Es war ihr unangenehm, das auch noch zur Sprache bringen zu müssen, aber sie sagte es dennoch. „Und auch der Bäcker, Liebling, will sein Geld von uns haben."

„Schon wieder?" sagte Tom. Es waren ohnehin nicht nur der Fleischer und der Bäcker. Auch der Mann von der Versicherung wollte Geld haben und der Mechaniker und ein Elektriker, der einiges im Haus gerichtet hatte, und der Zahnarzt der Kinder und der Fernsehreparaturdienst und überhaupt am dringendsten ihr Hausherr. Toms Wohnung kostete dreihundert Dollar Miete im Monat, dabei war es nur eine winzige Wohnung, in der alle lebten. Aber jeden Monat hatte er Schwierigkeiten, die Miete zu bezahlen. Als sie eingezogen waren, hatte er noch geglaubt, er werde in seiner Bank bald befördert und bekomme ein höheres Gehalt. Mary sagte: „Warum gehst du nicht zu Mr. Gable und bittest ihn um Gehaltsaufbesserung?"

Mr. Gable gehörte die Bank, bei der Tom arbeitete. „Er hat sie dir schon seit Jahren versprochen."

„Ich weiß", sagte Tom. „Aber es ist mir unangenehm, ihn immer danach zu fragen."

In Wirklichkeit war es ihm nicht nur unangenehm, sondern er hatte richtig Angst vor Marvin Gable. Gable war hart und autoritär, ein richtiger Diktator, dem es Spaß machte, gemein zu seinen Angestellten zu sein. Er war sehr reich, hielt aber nichts davon, seinen Reichtum mit anderen zu teilen. Im Gegenteil, er bezahlte die schlechtesten Löhne in der ganzen Stadt und prahlte auch noch damit.

„Du hast dir eine Aufbesserung verdient", sagte Mary zu ihrem Mann. „Nun geh auch hin und stell dich auf die Hinterbeine. Kämpfe für dein Recht!"

Mary war stärker als ihr Mann. Tom war ein sehr schüchterner Mensch, der alles mögliche in Kauf nahm, nur um nicht irgend jemandem zu nahe zu treten. Mary liebte ihn sehr, aber sie hätte doch gern gesehen, wenn er etwas mehr Entschlußkraft und Mut besessen hätte.

„Versprich es mir", sagte sie.

„Gut, ich verspreche es", sagte Tom.

„Wann willst du es tun?"

„Gleich heute vormittag." .

Tom ging zu Mr. Gable in dessen Büro und bat um eine Gehaltserhöhung.
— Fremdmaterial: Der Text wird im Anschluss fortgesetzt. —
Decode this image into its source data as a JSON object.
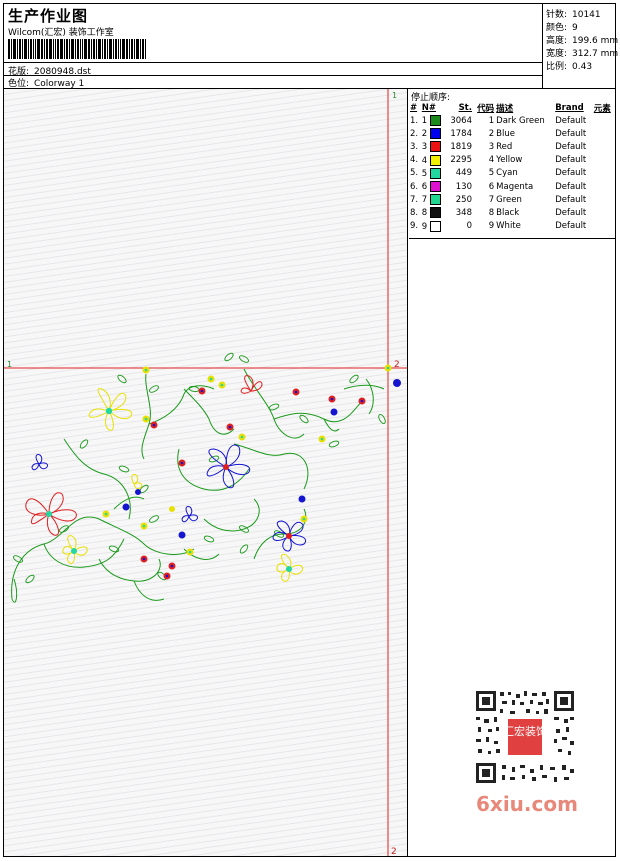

„Mr. Gable", sagte er, „ich arbeite jetzt seit zehn Jahren bei Ihnen und habe in dieser ganzen Zeit erst eine einzige Gehaltsaufbesserung bekommen. Ich arbeite sehr hart und fleißig und glaube, daß ich Anspruch auf mehr Gehalt habe." Gable war ein großer, fetter Mann, der nur für Essen und Frauen lebte. Für seine Angestellten hatte er überhaupt nichts übrig.

„Was bezahle ich Ihnen jetzt?"

„Hundertfünfzig die Woche", sagte Tom.

Mr. Gable zeigte sich überrascht. „Was denn, so viel? Da sollten Sie doch froh und glücklich sein, ein solches Gehalt zu beziehen."

„Sir, ich habe eine Frau und drei Kinder. Da habe ich große Schwierigkeiten, damit auszukommen."

Gable sagte: „Ach, wahrscheinlich werfen Sie ja doch das meiste Geld fürs Kino und für Vergnügen hinaus."

In Wirklichkeit war Tom schon seit zehn Jahren nicht mehr im Kino gewesen, und wann er zuletzt auf einer Party war, daran konnte er sich überhaupt nicht mehr erinnern.

„Nein, Sir", sagte er nervös, „so ist das nicht. Ich gehe überaus sparsam mit meinem Geld um, und doch reicht es hinten und vorne nicht."